When a 74-year-old male patient visited our hospital for the treatment of herpes zoster, his computed tomography (CT) revealed a mass in his right breast, axillary lymph node enlargement, and multiple lung nodules. A histological examination of the breast and lymph node biopsies revealed diffuse large B-cell lymphoma (DLBCL) while the bronchial and salivary gland biopsies showed secondary amyloidosis and Sjögren's syndrome (SjS). According to the Ann Arbor staging, the clinical stage of the lymphoma was evaluated as IIE. The patient achieved a complete remission after six cycles of rituximab, pirarubicin, cyclophosphamide, vincristine, and prednisolone (R-THP-COP) combined with intrathecal chemotherapy to prevent meningeal infiltration and irradiation after chemotherapy. Primary breast lymphoma was diagnosed within 2% of the breast tumor.
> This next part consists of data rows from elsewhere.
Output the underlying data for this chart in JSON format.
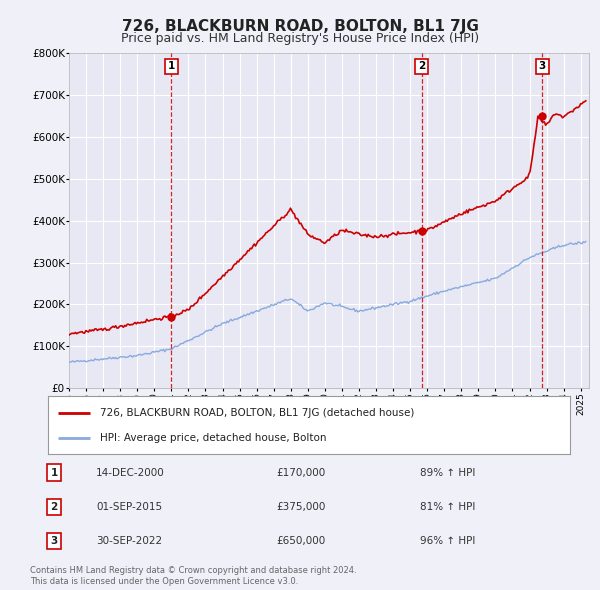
{
  "title": "726, BLACKBURN ROAD, BOLTON, BL1 7JG",
  "subtitle": "Price paid vs. HM Land Registry's House Price Index (HPI)",
  "title_fontsize": 11,
  "subtitle_fontsize": 9,
  "ylim": [
    0,
    800000
  ],
  "yticks": [
    0,
    100000,
    200000,
    300000,
    400000,
    500000,
    600000,
    700000,
    800000
  ],
  "ytick_labels": [
    "£0",
    "£100K",
    "£200K",
    "£300K",
    "£400K",
    "£500K",
    "£600K",
    "£700K",
    "£800K"
  ],
  "xlim_start": 1995.0,
  "xlim_end": 2025.5,
  "background_color": "#f0f0f8",
  "plot_bg_color": "#e8e8f4",
  "grid_color": "#ffffff",
  "red_line_color": "#cc0000",
  "blue_line_color": "#88aadd",
  "sale_marker_color": "#cc0000",
  "vline_color": "#cc0000",
  "annotation_box_color": "#cc0000",
  "purchases": [
    {
      "date_year": 2001.0,
      "price": 170000,
      "label": "1"
    },
    {
      "date_year": 2015.67,
      "price": 375000,
      "label": "2"
    },
    {
      "date_year": 2022.75,
      "price": 650000,
      "label": "3"
    }
  ],
  "legend_line1": "726, BLACKBURN ROAD, BOLTON, BL1 7JG (detached house)",
  "legend_line2": "HPI: Average price, detached house, Bolton",
  "table_rows": [
    {
      "num": "1",
      "date": "14-DEC-2000",
      "price": "£170,000",
      "pct": "89% ↑ HPI"
    },
    {
      "num": "2",
      "date": "01-SEP-2015",
      "price": "£375,000",
      "pct": "81% ↑ HPI"
    },
    {
      "num": "3",
      "date": "30-SEP-2022",
      "price": "£650,000",
      "pct": "96% ↑ HPI"
    }
  ],
  "footer_line1": "Contains HM Land Registry data © Crown copyright and database right 2024.",
  "footer_line2": "This data is licensed under the Open Government Licence v3.0."
}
Only sixteen male cases of breast lymphoma have been previously reported. In those reports, gynecomastia and hormonal therapy accounted for nine cases, but none of the cases coexisted with SjS. The present case is suggestive of the need to investigate possible autoimmune involvement in the development of lymphoma.
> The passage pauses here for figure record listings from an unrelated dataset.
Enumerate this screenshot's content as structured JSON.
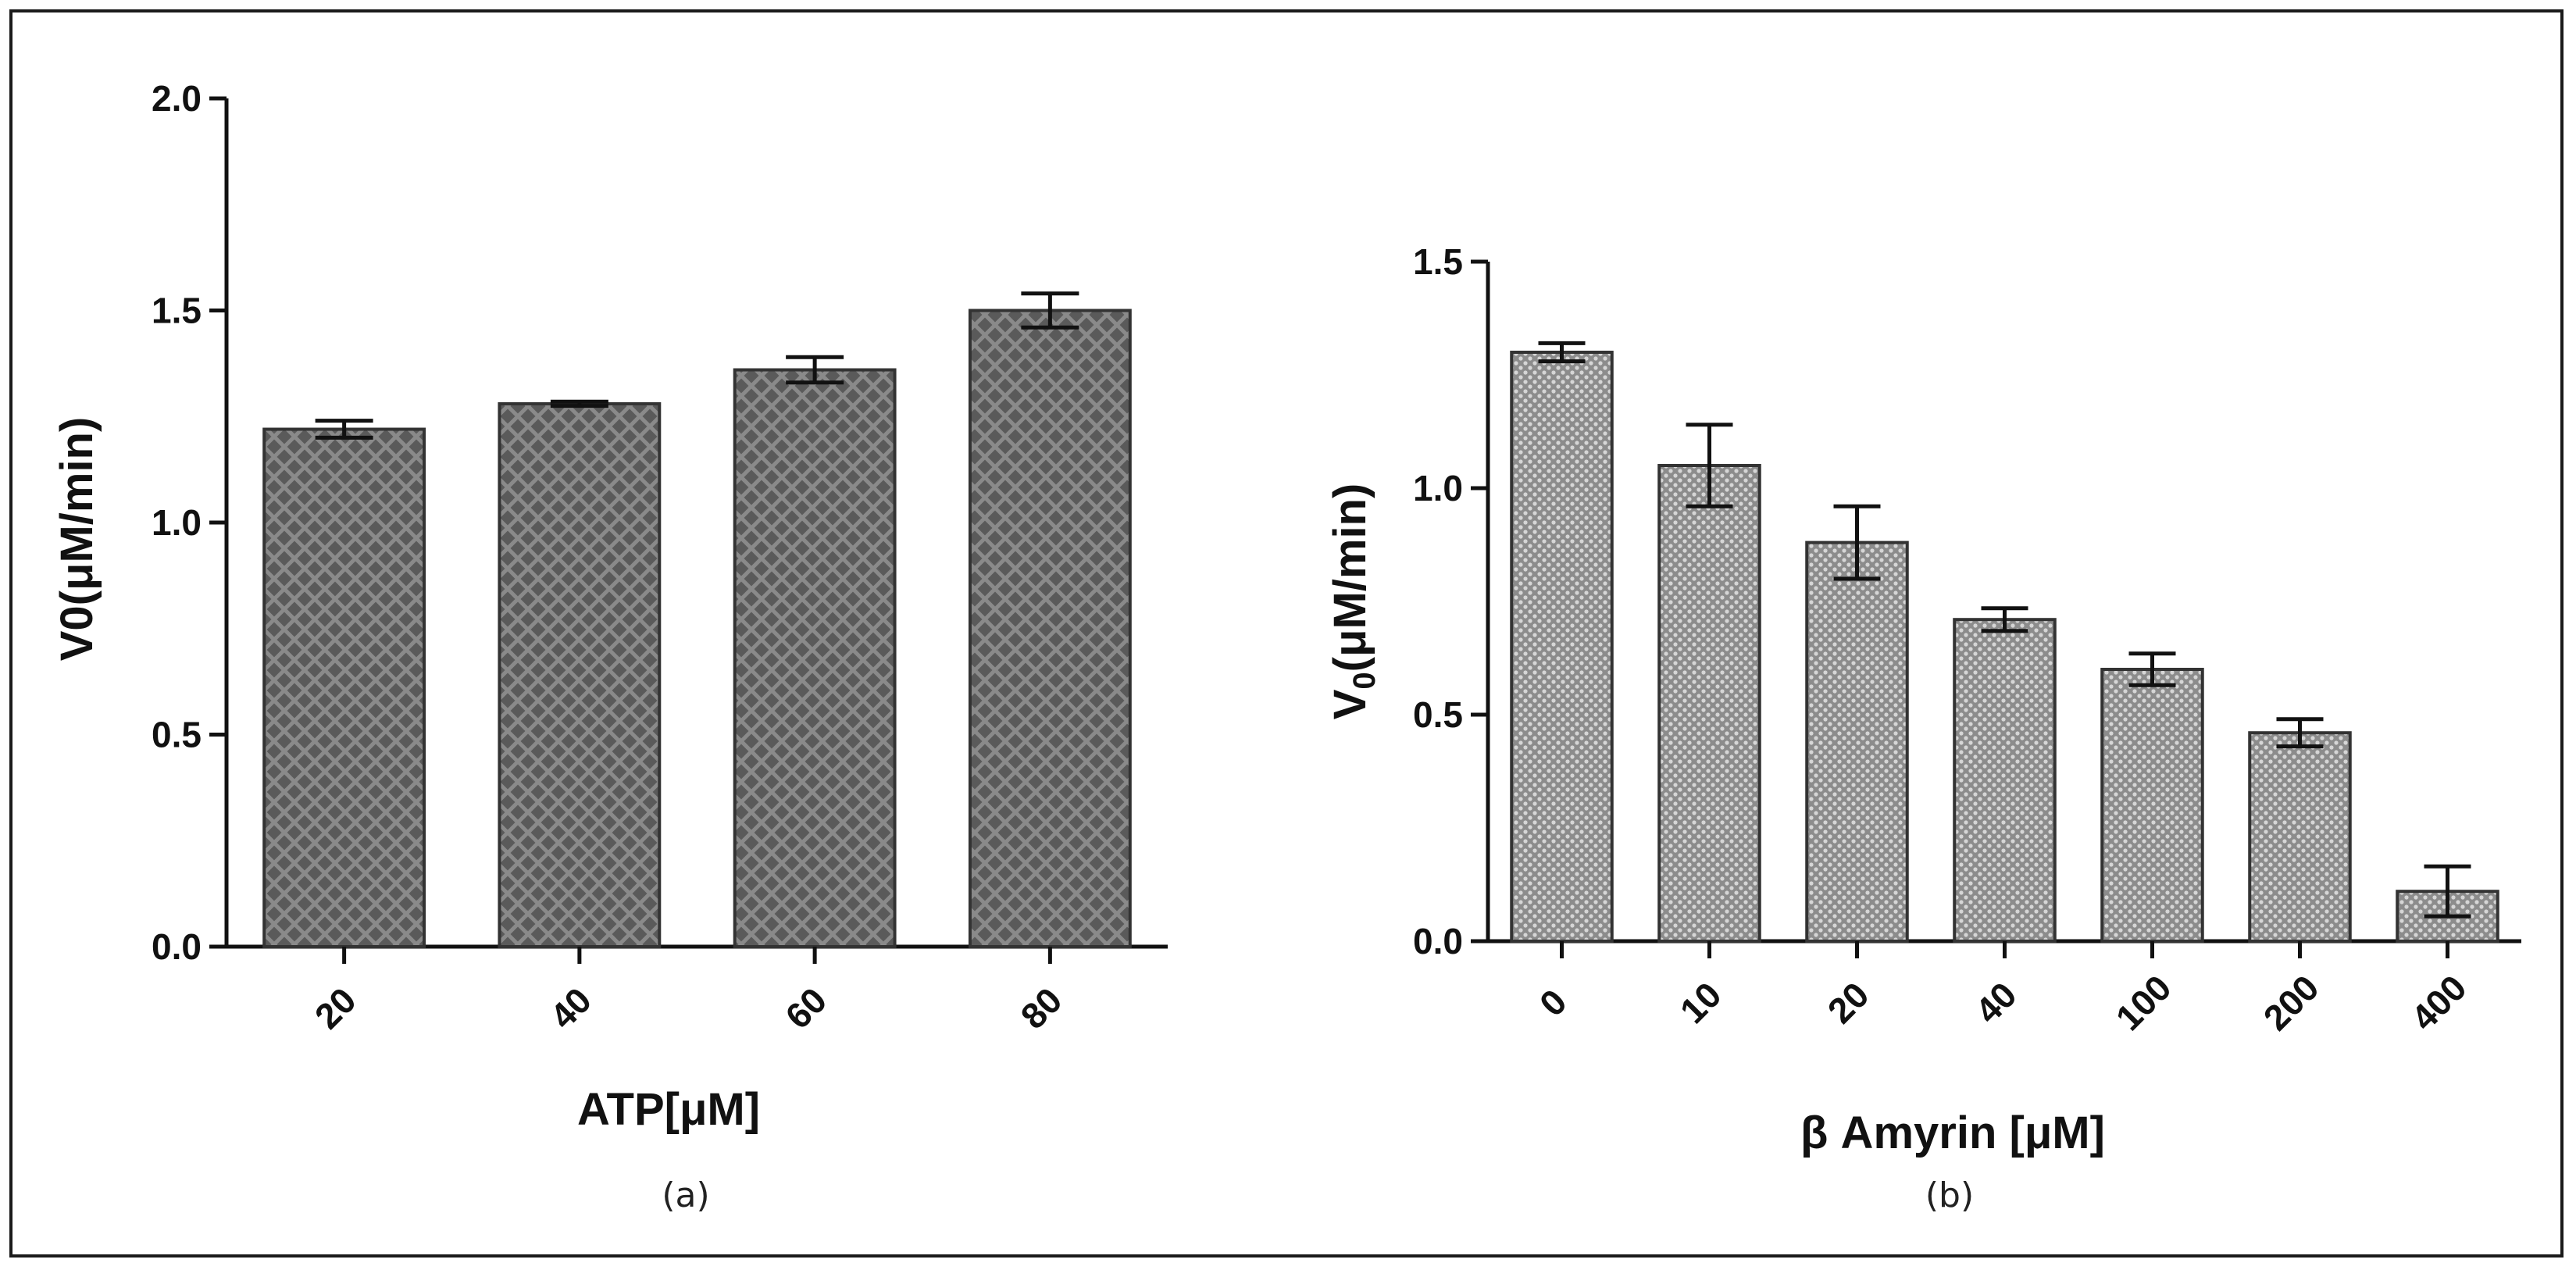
{
  "colors": {
    "frame": "#1a1a1a",
    "axis": "#111111",
    "bar_a_fill": "#5a5a5a",
    "bar_a_hatch": "#8a8a8a",
    "bar_b_fill": "#8c8c8c",
    "bar_b_dot": "#d6d6d6",
    "bar_edge": "#333333"
  },
  "chart_data": [
    {
      "type": "bar",
      "panel_label": "(a)",
      "categories": [
        "20",
        "40",
        "60",
        "80"
      ],
      "values": [
        1.22,
        1.28,
        1.36,
        1.5
      ],
      "errors": [
        0.02,
        0.005,
        0.03,
        0.04
      ],
      "title": "",
      "xlabel": "ATP[μM]",
      "ylabel": "V0(μM/min)",
      "ylim": [
        0,
        2.0
      ],
      "yticks": [
        0.0,
        0.5,
        1.0,
        1.5,
        2.0
      ],
      "ytick_labels": [
        "0.0",
        "0.5",
        "1.0",
        "1.5",
        "2.0"
      ],
      "pattern": "crosshatch",
      "grid": false,
      "legend": "none"
    },
    {
      "type": "bar",
      "panel_label": "(b)",
      "categories": [
        "0",
        "10",
        "20",
        "40",
        "100",
        "200",
        "400"
      ],
      "values": [
        1.3,
        1.05,
        0.88,
        0.71,
        0.6,
        0.46,
        0.11
      ],
      "errors": [
        0.02,
        0.09,
        0.08,
        0.025,
        0.035,
        0.03,
        0.055
      ],
      "title": "",
      "xlabel": "β Amyrin [μM]",
      "ylabel_main": "V",
      "ylabel_sub": "0",
      "ylabel_rest": "(μM/min)",
      "ylim": [
        0,
        1.5
      ],
      "yticks": [
        0.0,
        0.5,
        1.0,
        1.5
      ],
      "ytick_labels": [
        "0.0",
        "0.5",
        "1.0",
        "1.5"
      ],
      "pattern": "dots",
      "grid": false,
      "legend": "none"
    }
  ]
}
一名74岁男性患者因带状疱疹来我院就诊时,其计算机断层扫描(CT)显示右乳有肿块、腋窝淋巴结肿大及多个肺结节。乳腺及淋巴结活检的组织学检查显示为弥漫性大B细胞淋巴瘤(DLBCL),而支气管及唾液腺活检显示继发性淀粉样变性和干燥综合征(SjS)。根据Ann Arbor分期,淋巴瘤的临床分期评估为IIE期。该患者在接受6个周期的利妥昔单抗、吡柔比星、环磷酰胺、长春新碱和泼尼松龙(R-THP-COP)联合鞘内化疗以预防脑膜浸润及化疗后放疗后实现了完全缓解。原发性乳腺淋巴瘤占乳腺肿瘤的比例不到2%。此前仅报道过16例男性乳腺淋巴瘤病例。在那些报道中,男性乳房发育症和激素治疗占9例,但无一例与SjS共存。本病例提示有必要研究自身免疫在淋巴瘤发生中的可能作用。